The Police Department spent $1,500 on veterinary costs last year, according to Andrade. The department paid $85,686 to the county’s animal control for disposal, euthanasia and other fees.
Animals over 35 pounds must be taken to Merced County Animal Control for disposal; under 35 pounds can be put in a dumpster.
The city took in $26,000 in revenue for animal licensing fees, he added.
Andrade said animal activist groups are quick to blame the Police Department, but none have stepped up to offer education about reducing the city’s stray animal population.
“They’re very quick to point the finger on what law enforcement should or shouldn’t do,” Andrade said. “I challenge them – if they want to do something about this problem, why aren’t they out there having numerous meetings with the public about how to care for their animals?”
Emerson agreed the community needs to come together to deal with the problem, but said shooting injured animals isn’t a humane way to euthanize them. “It’s like holding a gun to someone else’s head. They feel exactly what we feel,” she said. “That must be so scary for a dog.”

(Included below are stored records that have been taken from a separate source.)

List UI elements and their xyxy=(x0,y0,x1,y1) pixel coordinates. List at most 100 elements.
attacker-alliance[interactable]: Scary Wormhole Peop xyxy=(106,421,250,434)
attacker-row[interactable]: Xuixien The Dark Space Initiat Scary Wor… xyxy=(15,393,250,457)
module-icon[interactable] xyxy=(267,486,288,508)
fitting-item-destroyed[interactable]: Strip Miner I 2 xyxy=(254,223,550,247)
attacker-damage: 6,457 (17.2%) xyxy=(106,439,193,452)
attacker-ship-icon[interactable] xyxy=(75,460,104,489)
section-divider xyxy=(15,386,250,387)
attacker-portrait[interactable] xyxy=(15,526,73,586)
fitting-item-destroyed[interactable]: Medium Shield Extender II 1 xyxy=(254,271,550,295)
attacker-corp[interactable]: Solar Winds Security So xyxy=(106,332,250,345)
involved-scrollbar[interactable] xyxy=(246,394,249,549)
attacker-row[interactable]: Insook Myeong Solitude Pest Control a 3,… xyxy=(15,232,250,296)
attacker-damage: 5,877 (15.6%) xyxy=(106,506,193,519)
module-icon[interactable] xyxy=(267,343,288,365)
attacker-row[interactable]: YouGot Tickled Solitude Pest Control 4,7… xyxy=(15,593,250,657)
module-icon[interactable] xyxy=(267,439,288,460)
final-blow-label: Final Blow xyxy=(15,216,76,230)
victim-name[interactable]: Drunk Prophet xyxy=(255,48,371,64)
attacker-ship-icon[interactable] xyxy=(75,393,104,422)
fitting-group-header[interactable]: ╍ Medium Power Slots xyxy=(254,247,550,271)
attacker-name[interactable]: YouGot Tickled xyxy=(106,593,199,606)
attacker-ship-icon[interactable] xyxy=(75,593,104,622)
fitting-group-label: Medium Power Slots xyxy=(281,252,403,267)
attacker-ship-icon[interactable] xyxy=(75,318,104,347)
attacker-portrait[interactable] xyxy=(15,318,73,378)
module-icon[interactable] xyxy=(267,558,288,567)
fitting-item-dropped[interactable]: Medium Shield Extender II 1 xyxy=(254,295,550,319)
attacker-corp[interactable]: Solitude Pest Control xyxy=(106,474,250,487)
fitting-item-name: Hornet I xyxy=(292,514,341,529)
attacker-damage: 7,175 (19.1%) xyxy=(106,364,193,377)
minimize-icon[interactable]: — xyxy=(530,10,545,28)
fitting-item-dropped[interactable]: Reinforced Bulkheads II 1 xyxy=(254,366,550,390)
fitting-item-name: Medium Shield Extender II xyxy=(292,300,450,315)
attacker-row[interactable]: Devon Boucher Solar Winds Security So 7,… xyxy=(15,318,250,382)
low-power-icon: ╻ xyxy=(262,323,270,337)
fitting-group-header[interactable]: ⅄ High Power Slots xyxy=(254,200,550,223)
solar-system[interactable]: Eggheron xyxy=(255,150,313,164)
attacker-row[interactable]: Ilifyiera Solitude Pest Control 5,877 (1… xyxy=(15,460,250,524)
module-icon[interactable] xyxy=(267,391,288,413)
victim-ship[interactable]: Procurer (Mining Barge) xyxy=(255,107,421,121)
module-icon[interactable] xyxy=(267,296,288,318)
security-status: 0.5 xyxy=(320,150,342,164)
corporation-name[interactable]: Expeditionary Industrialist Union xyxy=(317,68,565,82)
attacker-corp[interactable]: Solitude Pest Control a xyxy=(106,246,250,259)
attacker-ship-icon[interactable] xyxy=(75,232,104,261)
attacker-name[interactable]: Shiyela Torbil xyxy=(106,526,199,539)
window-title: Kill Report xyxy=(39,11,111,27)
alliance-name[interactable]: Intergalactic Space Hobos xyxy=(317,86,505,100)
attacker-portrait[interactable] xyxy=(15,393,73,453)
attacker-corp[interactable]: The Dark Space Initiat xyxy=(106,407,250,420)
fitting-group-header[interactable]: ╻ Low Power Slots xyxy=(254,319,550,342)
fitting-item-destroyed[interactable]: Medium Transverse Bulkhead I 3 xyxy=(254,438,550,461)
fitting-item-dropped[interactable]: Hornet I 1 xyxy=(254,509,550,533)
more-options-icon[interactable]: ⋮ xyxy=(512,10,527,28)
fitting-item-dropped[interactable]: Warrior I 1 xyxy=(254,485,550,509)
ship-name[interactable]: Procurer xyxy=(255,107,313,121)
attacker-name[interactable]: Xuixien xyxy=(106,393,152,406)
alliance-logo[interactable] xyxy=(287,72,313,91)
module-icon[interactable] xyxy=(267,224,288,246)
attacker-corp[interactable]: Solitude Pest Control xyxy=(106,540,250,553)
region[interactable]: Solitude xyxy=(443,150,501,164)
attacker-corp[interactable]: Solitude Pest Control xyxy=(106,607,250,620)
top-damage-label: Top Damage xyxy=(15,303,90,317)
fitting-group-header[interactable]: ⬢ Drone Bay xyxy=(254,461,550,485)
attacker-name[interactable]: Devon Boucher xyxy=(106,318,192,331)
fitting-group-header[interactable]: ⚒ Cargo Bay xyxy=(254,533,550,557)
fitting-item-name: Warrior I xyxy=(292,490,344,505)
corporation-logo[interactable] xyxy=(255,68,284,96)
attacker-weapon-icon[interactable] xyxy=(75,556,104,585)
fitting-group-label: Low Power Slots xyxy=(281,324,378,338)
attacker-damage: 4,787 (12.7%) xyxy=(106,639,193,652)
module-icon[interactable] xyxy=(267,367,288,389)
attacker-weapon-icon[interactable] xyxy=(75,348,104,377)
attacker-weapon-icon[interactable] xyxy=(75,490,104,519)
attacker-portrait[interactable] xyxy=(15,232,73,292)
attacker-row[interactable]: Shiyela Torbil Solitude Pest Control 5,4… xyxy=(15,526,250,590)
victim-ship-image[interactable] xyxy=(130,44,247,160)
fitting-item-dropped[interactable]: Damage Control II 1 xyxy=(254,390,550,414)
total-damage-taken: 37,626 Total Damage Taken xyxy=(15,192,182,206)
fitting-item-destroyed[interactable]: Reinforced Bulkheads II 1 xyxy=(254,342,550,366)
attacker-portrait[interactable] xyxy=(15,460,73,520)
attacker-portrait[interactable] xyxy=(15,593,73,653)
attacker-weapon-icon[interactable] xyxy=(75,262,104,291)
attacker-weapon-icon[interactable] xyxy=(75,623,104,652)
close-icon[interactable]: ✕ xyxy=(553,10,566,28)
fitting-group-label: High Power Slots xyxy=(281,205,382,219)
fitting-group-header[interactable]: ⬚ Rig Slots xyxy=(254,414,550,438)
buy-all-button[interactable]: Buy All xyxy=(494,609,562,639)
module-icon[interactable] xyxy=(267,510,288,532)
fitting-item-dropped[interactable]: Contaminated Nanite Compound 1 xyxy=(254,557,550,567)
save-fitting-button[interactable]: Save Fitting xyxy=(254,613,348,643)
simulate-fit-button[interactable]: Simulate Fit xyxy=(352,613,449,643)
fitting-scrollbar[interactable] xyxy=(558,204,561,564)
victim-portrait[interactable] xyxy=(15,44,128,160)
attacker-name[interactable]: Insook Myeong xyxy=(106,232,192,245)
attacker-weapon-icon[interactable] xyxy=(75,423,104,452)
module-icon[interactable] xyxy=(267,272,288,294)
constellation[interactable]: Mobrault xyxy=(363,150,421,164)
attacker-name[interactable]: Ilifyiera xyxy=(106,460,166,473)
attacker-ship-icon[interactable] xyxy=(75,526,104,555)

Neighboring police departments in the county deal with injured animals in different ways.
Atwater police Lt. Sam Joseph said police officers there do not make decisions to euthanize injured animals.
“We don’t have the authorization to take a dog to the range and euthanize it ourselves by shooting,” Joseph said. “We call the on-call animal control and they take it to a vet to be put down.”
Livingston Police Chief Ruben Chavez said his officers have taken injured animals to the shooting range to be dispatched, but it only happens about once a year.
“Normally, we take them to vet and they will determine whether to euthanize,” Chavez said. “If it’s after hours and animal control is not around, then officers will do it themselves.”
Herzog and other Merced police officials said it goes back to responsible pet ownership.
“If we had more responsible owners keeping their dogs in, this wouldn’t be an issue,” she said. Stressing the importance of proper identification tags for dogs, Herzog said, “That’s why I always tell people: Put a collar on your dog. That is your dog’s trip to the vet.”